Partition Pedagogy: Reflections from Mumbai
Ecole Mondiale, an international school in Mumbai, invited me to work with their eighth grade history class over two sessions as they are studying the Partition of 1947. I began our Day 1 with a video called ‘What is Historical Thinking?’ It highlighted the importance of multiple accounts and perspectives, analysis of primary sources, sourcing, understanding of historical context, and the claim-evidence connection.

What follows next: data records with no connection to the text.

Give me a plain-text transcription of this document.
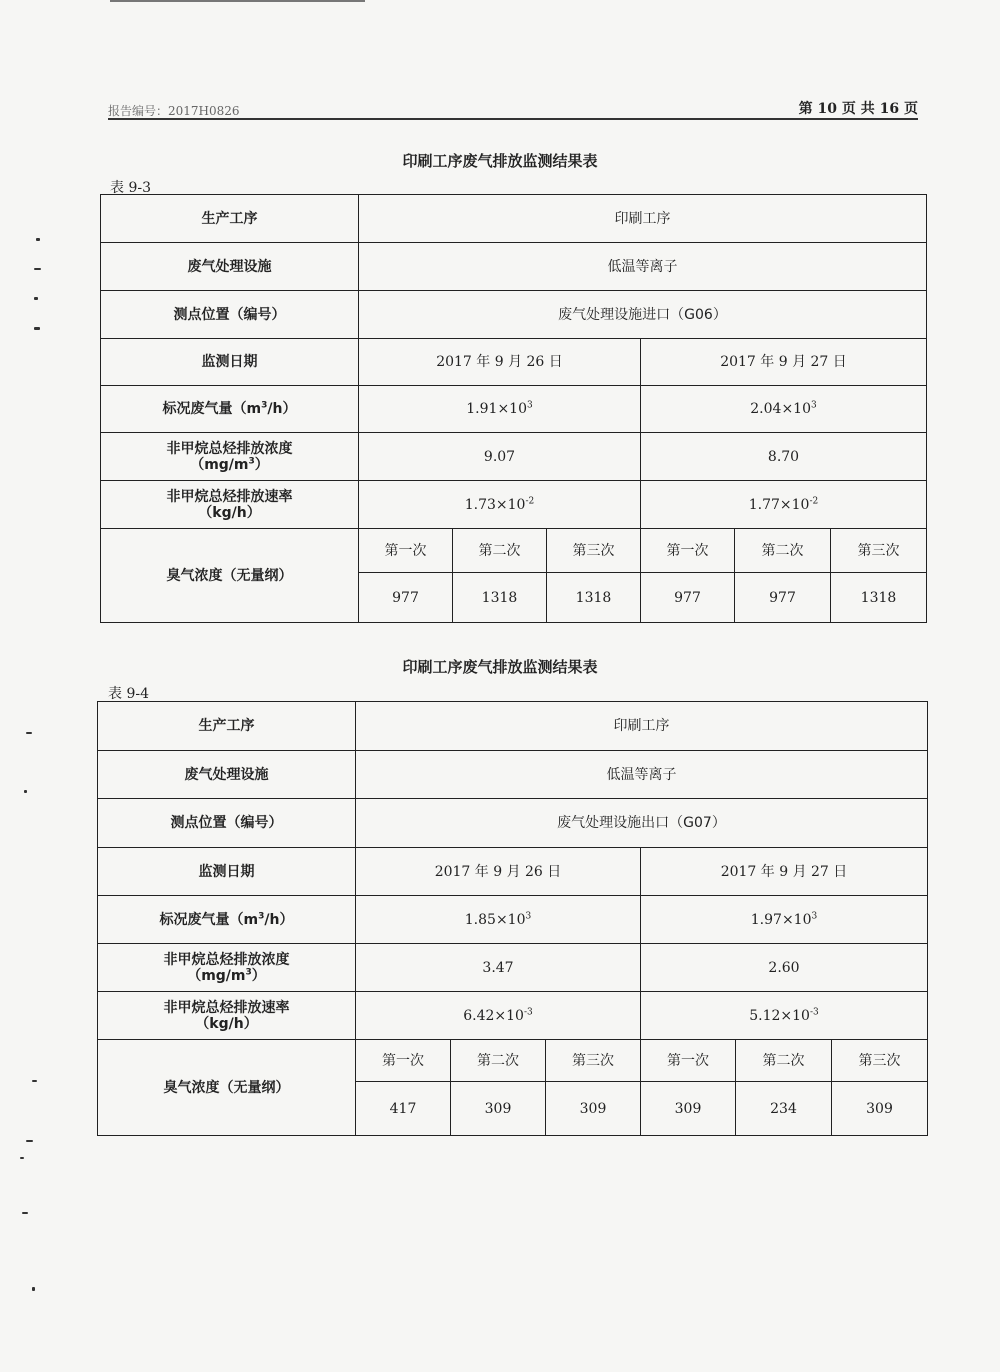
报告编号：2017H0826	第 10 页 共 16 页
印刷工序废气排放监测结果表
表 9-3
生产工序	印刷工序					
废气处理设施	低温等离子					
测点位置（编号）	废气处理设施进口（G06）					
监测日期	2017 年 9 月 26 日			2017 年 9 月 27 日		
标况废气量$(m^3/h)$	$1.91\times 10^3$			$2.04\times 10^3$

非甲烷总烃排放浓度
$(mg/m^3)$	9.07			8.70		

非甲烷总烃排放速率
（kg/h）	$1.73\times 10^{-2}$			$1.77\times 10^{-2}$
臭气浓度（无量纲）	第一次	第二次	第三次	第一次	第二次	第三次
	977	1318	1318	977	977	1318
印刷工序废气排放监测结果表
表 9-4
生产工序	印刷工序					
废气处理设施	低温等离子					
测点位置（编号）	废气处理设施出口（G07）					
监测日期	2017 年 9 月 26 日			2017 年 9 月 27 日		
标况废气量$(m^3/h)$	$1.85\times 10^3$			$1.97\times 10^3$

非甲烷总烃排放浓度
$(mg/m^3)$	3.47			2.60		

非甲烷总烃排放速率
（kg/h）	$6.42\times 10^{-3}$			$5.12\times 10^{-3}$
臭气浓度（无量纲）	第一次	第二次	第三次	第一次	第二次	第三次
	417	309	309	309	234	309
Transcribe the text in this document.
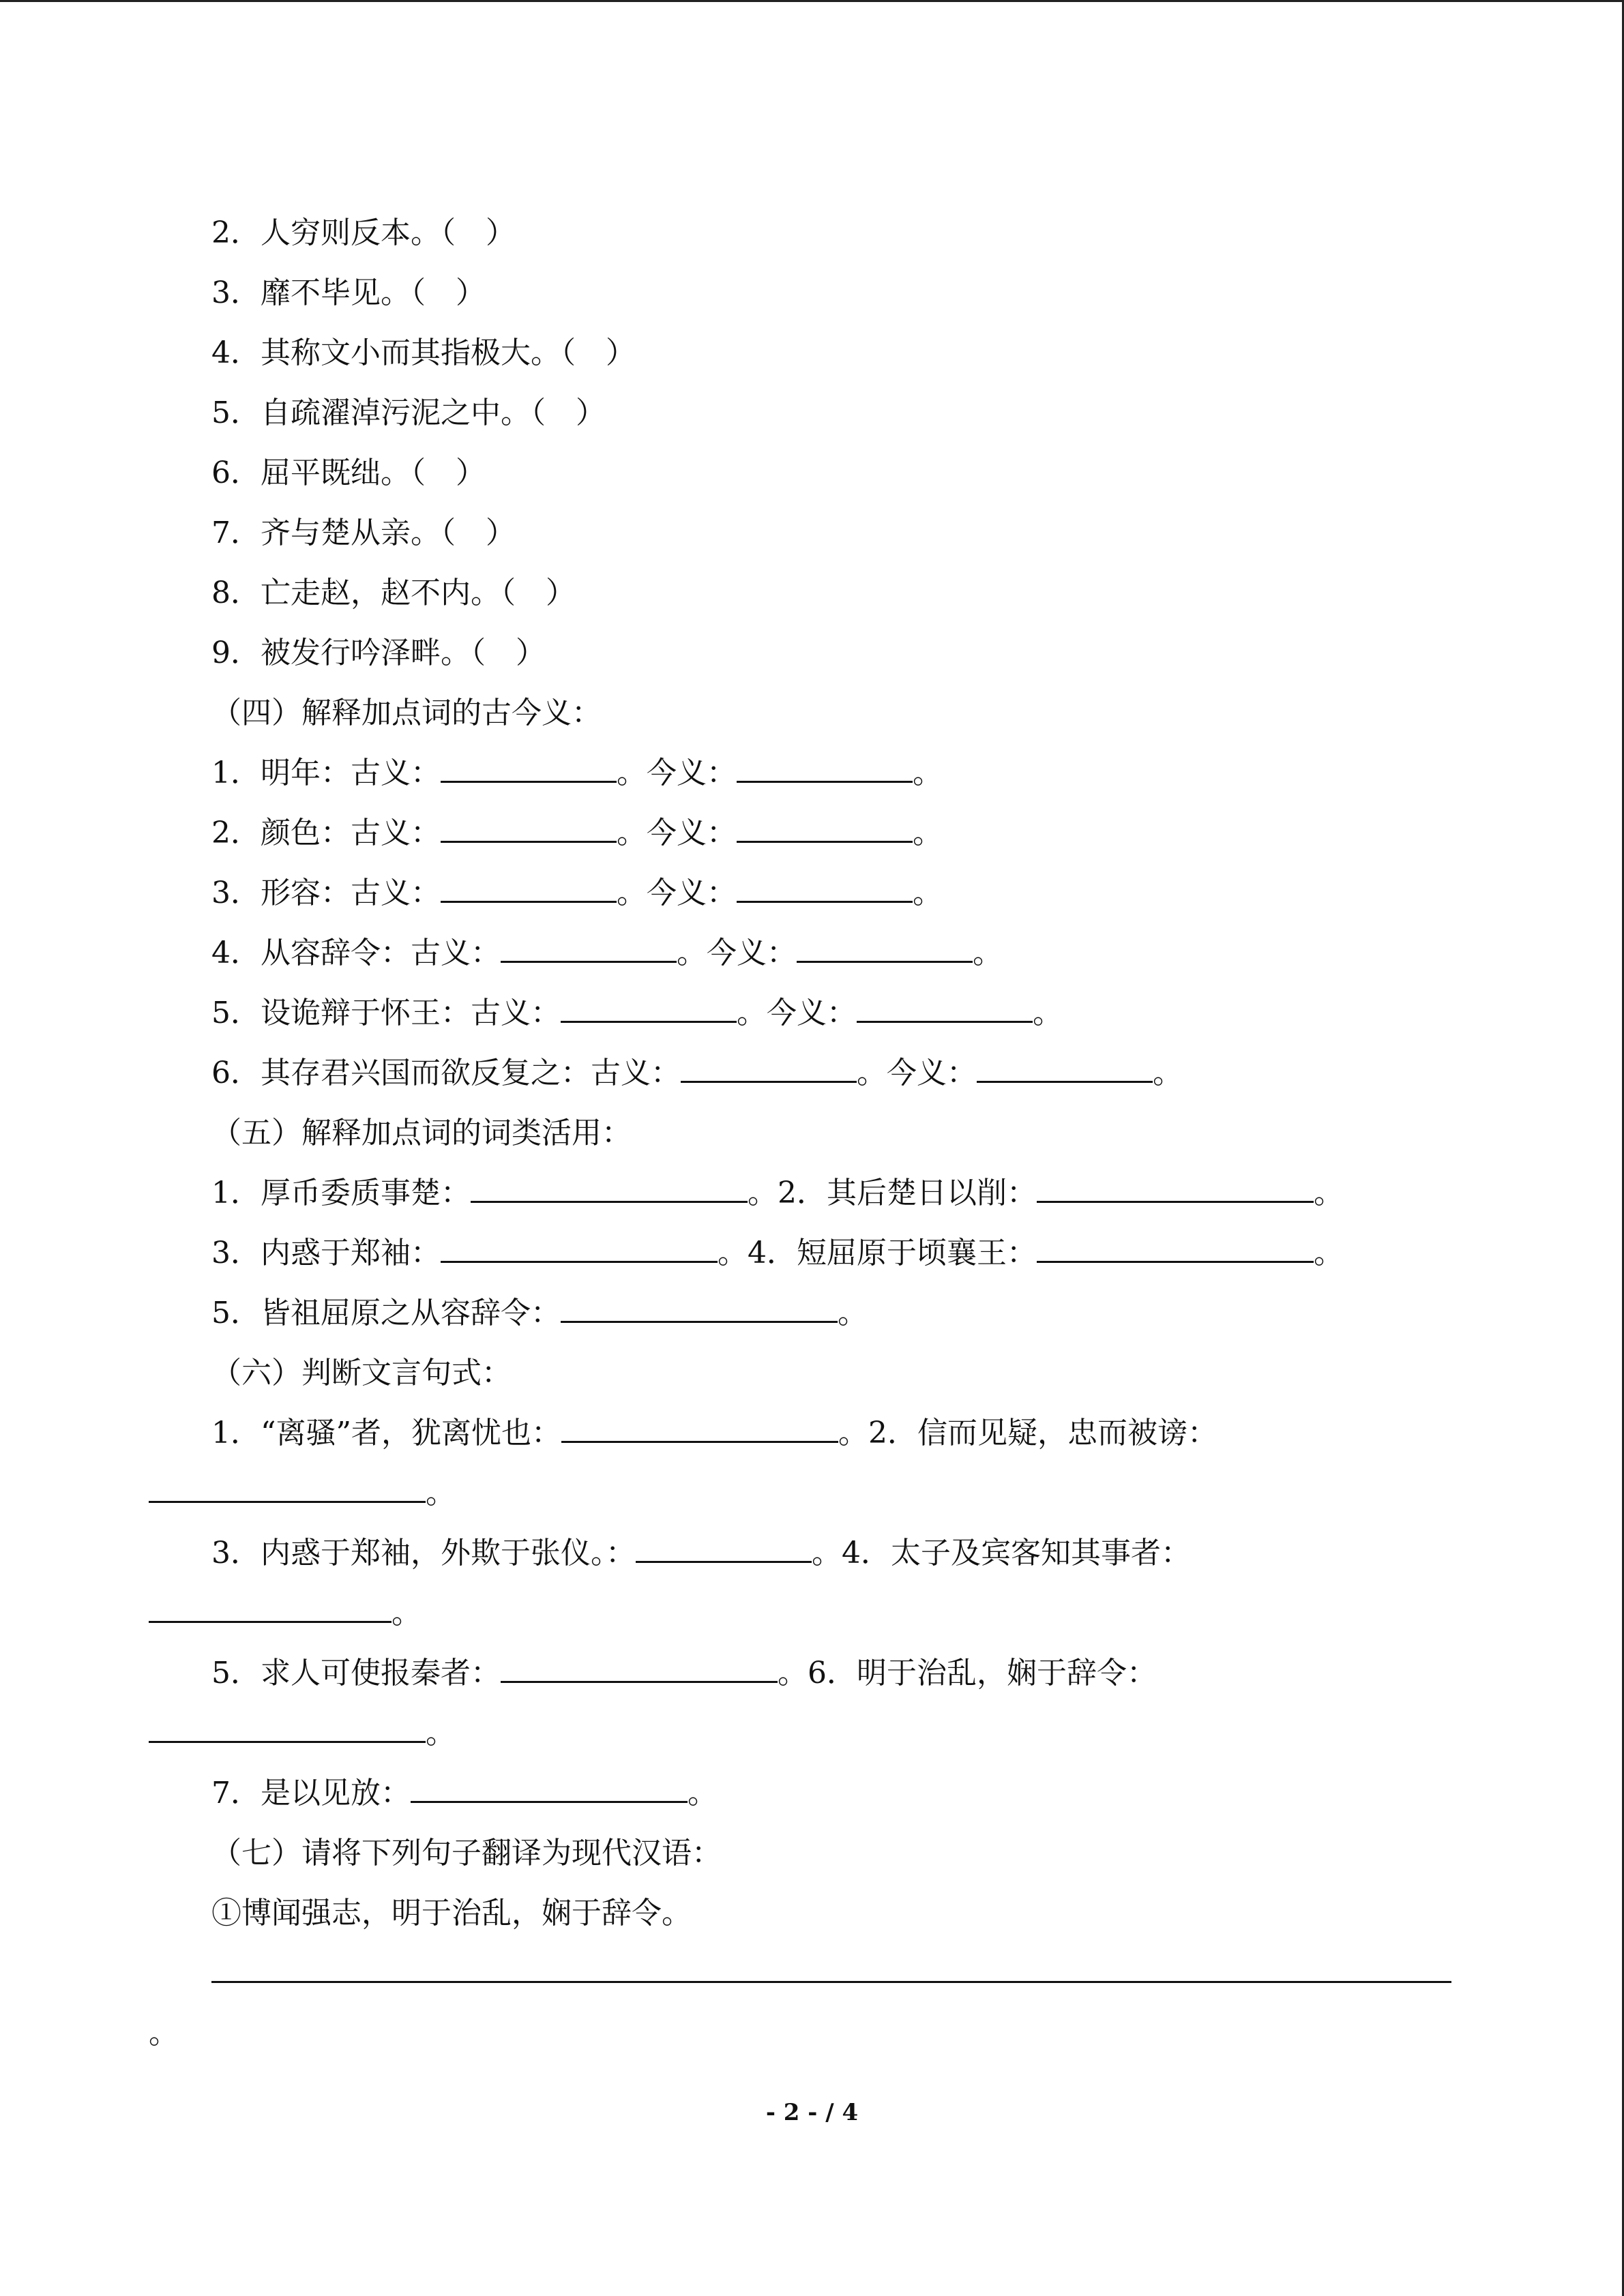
2．人穷则反本。（　）
3．靡不毕见。（　）
4．其称文小而其指极大。（　）
5．自疏濯淖污泥之中。（　）
6．屈平既绌。（　）
7．齐与楚从亲。（　）
8．亡走赵，赵不内。（　）
9．被发行吟泽畔。（　）
（四）解释加点词的古今义：
1．明年：古义：	。今义：	。
2．颜色：古义：	。今义：	。
3．形容：古义：	。今义：	。
4．从容辞令：古义：	。今义：	。
5．设诡辩于怀王：古义：	。今义：	。
6．其存君兴国而欲反复之：古义：	。今义：	。
（五）解释加点词的词类活用：
1．厚币委质事楚：	。2．其后楚日以削：	。
3．内惑于郑袖：	。4．短屈原于顷襄王：	。
5．皆祖屈原之从容辞令：	。
（六）判断文言句式：
1．“离骚”者，犹离忧也：	。2．信而见疑，忠而被谤：
。
3．内惑于郑袖，外欺于张仪。：	。4．太子及宾客知其事者：
。
5．求人可使报秦者：	。6．明于治乱，娴于辞令：
。
7．是以见放：	。
（七）请将下列句子翻译为现代汉语：
①博闻强志，明于治乱，娴于辞令。
。
- 2 - / 4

After that, I asked the eighth graders to work in small groups and create a mind-map that would consolidate all that they already know about the Partition. When the whole-class sharing began, they not only spoke of the political leaders at the helm of affairs but also about migration, refugees, splitting of families, scarcity of resources, the end of British rule, discrimination based on religion, power struggle between Hindus and Muslims, formation of borders, the exit of the East India Company, disputes over Jammu and Kashmir as well as Hyderabad, wars between India and Pakistan to assert control over territory, and the impact of this history on present-day India, Pakistan and Bangladesh.
Later, each group got an excerpt from the Grade 12 Indian History textbook chapter ‘Understanding Partition: Politics, Memories, Experiences’ published by India’s National Council for Educational Research and Training. There were eight groups, so I chose eight different excerpts. The students were asked to comment on the perspective adopted by the textbook writer, possible sources used in order to arrive at facts, biases present in the writing, and any gaps that indicated exclusion or erasure.
During the final round of sharing, I felt glad that the students were able to appreciate how the story of the Partition is not one monolithic narrative. They could see how the Hindu-Muslim binary takes away attention from other identities at stake: Sikh, Punjabi, Sindhi, Bengali, Kashmiri, and many others.
We concluded by acknowledging that history is not about heroes and villains but about multiple truth claims based on official documentation, oral narratives, the gendered nature of violence, the region that is being represented, the identity of the person who is writing or narrating, and modes of publication and distribution. It was fun. I look forward to Day 2.